Tuesday Nina, Drew, Jen and I set off for Bayeux (of Tapestry fame) equipped with PB&J's, cookies, and bananas. Getting there wasn't really a problem because we'd planned to take the toll roads. There are lots of toll roads in France. The map shows there are other roads that aren't toll roads, but there are no street signs on where those roads are. It's a conspiracy. Also, some direction signs had black paint over them (are they expecting an invasion?) It cost us around 26 euros to drive 3.5 hours. That's pretty steep. Steeper than the fancy Ponte de Normandie over the Seine we payed to traverse (you have to pay a Billy Goats Gruff toll to go over bridges). So anyway, we got there. Jen was our fearless driver. She brought her car over from England, and it's really exciting riding in a car built to drive on the left. Sitting in the front passenger seat, you just get the feeling that quite a bit is missing.
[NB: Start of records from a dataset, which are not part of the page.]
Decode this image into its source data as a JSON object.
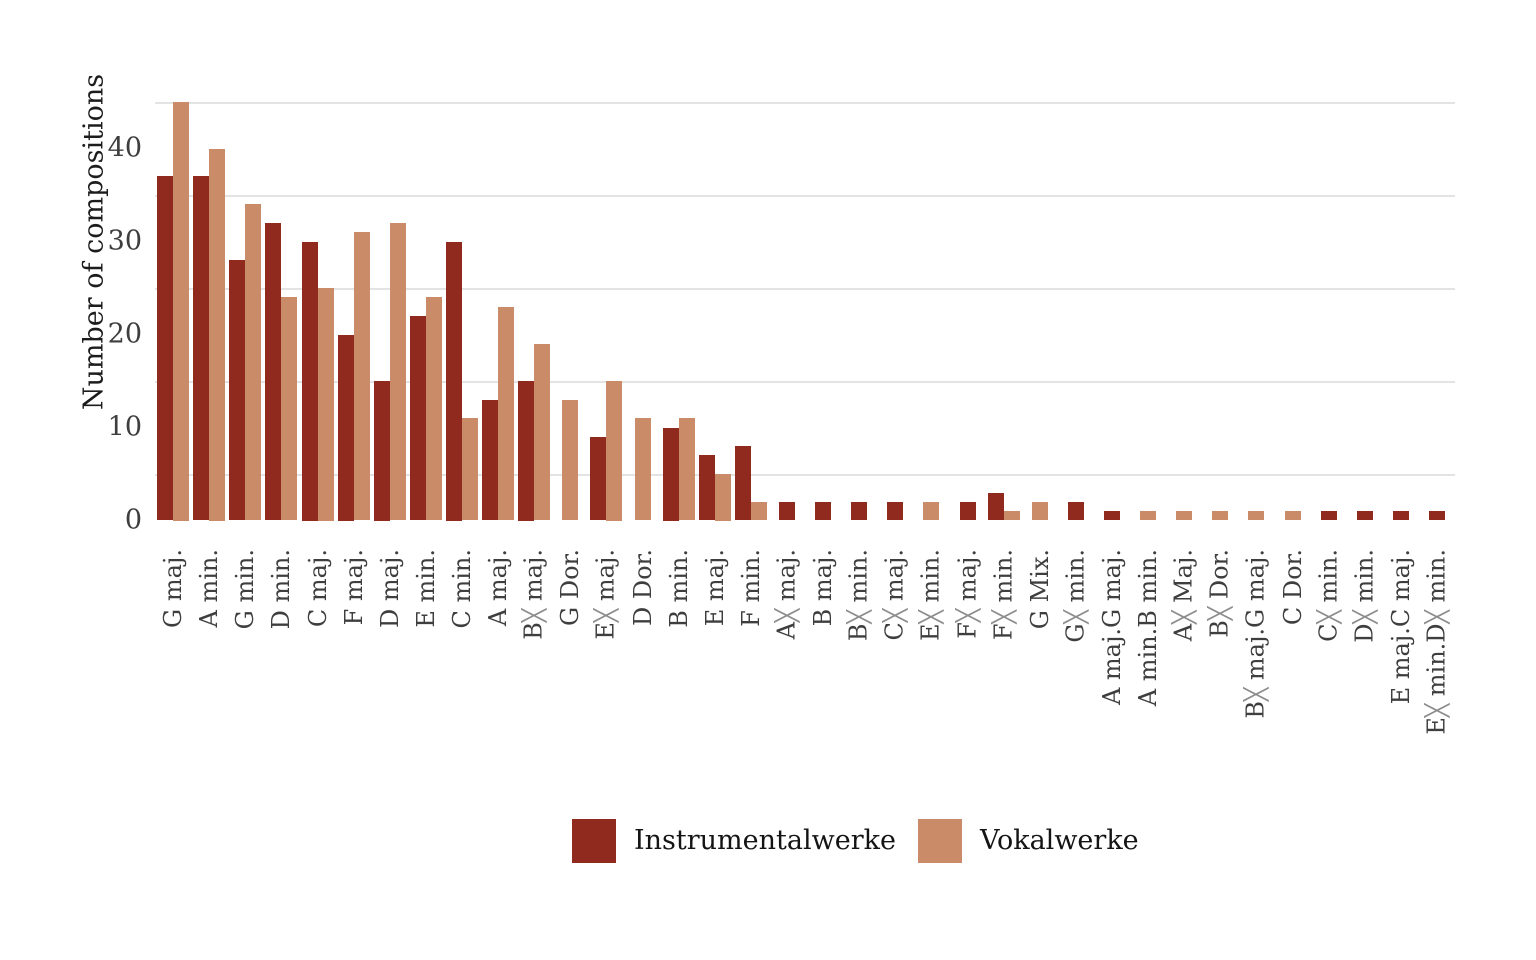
{
  "chart_data": {
    "type": "bar",
    "title": "",
    "ylabel": "Number of compositions",
    "xlabel": "",
    "legend_position": "bottom",
    "grid": "minor-horizontal-only",
    "ylim": [
      0,
      46.5
    ],
    "y_ticks": [
      0,
      10,
      20,
      30,
      40
    ],
    "minor_gridlines": [
      5,
      15,
      25,
      35,
      45
    ],
    "categories": [
      "G maj.",
      "A min.",
      "G min.",
      "D min.",
      "C maj.",
      "F maj.",
      "D maj.",
      "E min.",
      "C min.",
      "A maj.",
      "B╳ maj.",
      "G Dor.",
      "E╳ maj.",
      "D Dor.",
      "B min.",
      "E maj.",
      "F min.",
      "A╳ maj.",
      "B maj.",
      "B╳ min.",
      "C╳ maj.",
      "E╳ min.",
      "F╳ maj.",
      "F╳ min.",
      "G Mix.",
      "G╳ min.",
      "A maj.G maj.",
      "A min.B min.",
      "A╳ Maj.",
      "B╳ Dor.",
      "B╳ maj.G maj.",
      "C Dor.",
      "C╳ min.",
      "D╳ min.",
      "E maj.C maj.",
      "E╳ min.D╳ min."
    ],
    "series": [
      {
        "name": "Instrumentalwerke",
        "color": "#912a1e",
        "values": [
          37,
          37,
          28,
          32,
          30,
          20,
          15,
          22,
          30,
          13,
          15,
          null,
          9,
          null,
          10,
          7,
          8,
          2,
          2,
          2,
          2,
          null,
          2,
          3,
          null,
          2,
          1,
          null,
          null,
          null,
          null,
          null,
          1,
          1,
          1,
          1
        ]
      },
      {
        "name": "Vokalwerke",
        "color": "#ca8b68",
        "values": [
          45,
          40,
          34,
          24,
          25,
          31,
          32,
          24,
          11,
          23,
          19,
          13,
          15,
          11,
          11,
          5,
          2,
          null,
          null,
          null,
          null,
          2,
          null,
          1,
          2,
          null,
          null,
          1,
          1,
          1,
          1,
          1,
          null,
          null,
          null,
          null
        ]
      }
    ],
    "palette": {
      "gridline": "#e3e3e3",
      "axis_text": "#3e3e3e",
      "title_text": "#1c1c1c",
      "legend_text": "#141414",
      "background": "#ffffff"
    }
  }
}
Anyway, so we bummed around in Bayeux that evening. This included attempting to put together a 1000-piece puzzle of a collie dog (not much else to do). We decided to wake up early and see the town, forgetting that the sun doesn't rise until 8:30, so our trek beginning at 7 am wasn't very eventful. The only people we saw were butchers and bakers (no candlestick makers). After breakfast, we went to see the ancient tapestry. It's from 1066 and is the length of a football field. It's displayed in a U shape, so you curve around it listening to a posh British narrator recount the Battle for the English throne between Harold and William the Conqueror. Because it wasn't crowded, the man let us go around it twice so we could hear it in both English and French.

After seeing the tapestry, we decided to go see the next battle scene northern France is known for--the D Day beaches. It was amazing to see them. They stretch on forever and are just bleak. It's hard to imagine the largest land invasion in history, but being there makes it easier. We went to the American Cemetery and Memorial, and the museum told stories of the soldiers. You can hear their letters, see their rations and look at maps of what happened. Finally, we went to Juno beach so Nina could see the Canadian site.
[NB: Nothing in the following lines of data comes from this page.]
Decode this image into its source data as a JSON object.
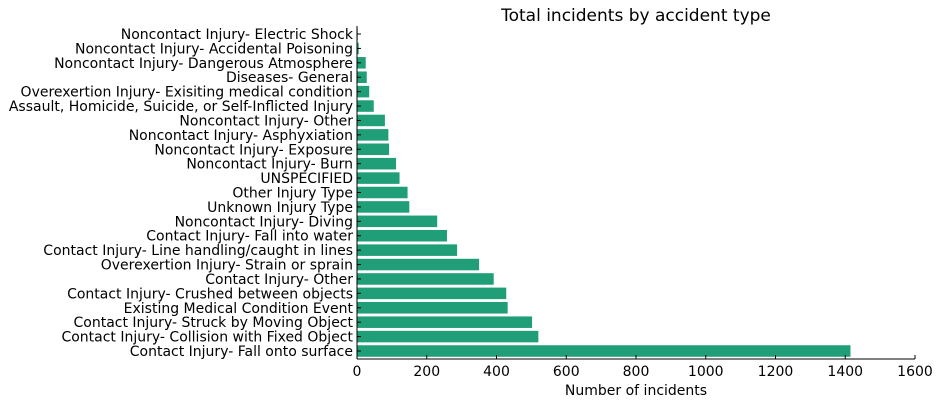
{
  "chart_data": {
    "type": "bar",
    "orientation": "horizontal",
    "title": "Total incidents by accident type",
    "xlabel": "Number of incidents",
    "ylabel": "",
    "xlim": [
      0,
      1600
    ],
    "x_ticks": [
      0,
      200,
      400,
      600,
      800,
      1000,
      1200,
      1400,
      1600
    ],
    "grid": false,
    "legend": "none",
    "bar_color": "#1f9e77",
    "categories": [
      "Noncontact Injury- Electric Shock",
      "Noncontact Injury- Accidental Poisoning",
      "Noncontact Injury- Dangerous Atmosphere",
      "Diseases- General",
      "Overexertion Injury- Exisiting medical condition",
      "Assault, Homicide, Suicide, or Self-Inflicted Injury",
      "Noncontact Injury- Other",
      "Noncontact Injury- Asphyxiation",
      "Noncontact Injury- Exposure",
      "Noncontact Injury- Burn",
      "UNSPECIFIED",
      "Other Injury Type",
      "Unknown Injury Type",
      "Noncontact Injury- Diving",
      "Contact Injury- Fall into water",
      "Contact Injury- Line handling/caught in lines",
      "Overexertion Injury- Strain or sprain",
      "Contact Injury- Other",
      "Contact Injury- Crushed between objects",
      "Existing Medical Condition Event",
      "Contact Injury- Struck by Moving Object",
      "Contact Injury- Collision with Fixed Object",
      "Contact Injury- Fall onto surface"
    ],
    "values": [
      2,
      5,
      25,
      28,
      35,
      48,
      80,
      90,
      92,
      112,
      122,
      145,
      150,
      230,
      258,
      287,
      350,
      392,
      428,
      432,
      502,
      520,
      1415
    ]
  }
}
The way home was ridiculous. We planned to take non-toll roads. But couldn't find them anywhere. So a 3.5 hour trip ended up taking almost 7. Who knows what that was all about. French roads are nutty. I think it's just like everything else here--you have to know things that aren't published anywhere. If not, tant pis (too bad). But we sure did get a good laugh in the car from all the barney rubble (trouble) and finally made it home around 1am.

Monday, December 3, 2007

I broke the sink faucet.

Things had calmed down around here... actually that's not true. Our internet's still broken. Christmas is coming. My roommates returned from their weekend trips. Chili was bubbling on the stove. Lesson plans were on the table. And I'm going on a mid-week trip to Normandy tomorrow. But then, I turned the faucet of our kitchen sink, and it came off in my hand.

Only a bit of water sprayed uncontrollably. I stupidly tried to reattach it with the force of gravity plus my arm. But no. The copperish metal spout will not heal itself. For the record, brute American strength did not snap the French faucet. It was already decaying from calcaire and rust. Water here is so hard, everything gets covered in white bits and you have to clean it off with special products (they just call it calcaire). Should have just let the dishes lie in the sink dirty. Kids, let this be a lesson, never wash dishes in France. It's risky.

This week there will be lots of traveling to make up for not going anywhere this weekend (plans for Paris were called on account of rain and high winds). It's hard staying here with nothing to do for more than one day at a time. Europe beckons. It's so easy to leave. So tomorrow (don't have to work because my teacher has a meeting) and Wednesday, we'll be in Bayeux (of tapestry fame). Saturday, Paris. Sunday, Brugges.

It's just bad because sometimes school seems like an inconvenience. Rather than a necessity of being here. The problem lies in working just enough hours to keep us around, but not enough to keep us busy. But who am I to complain?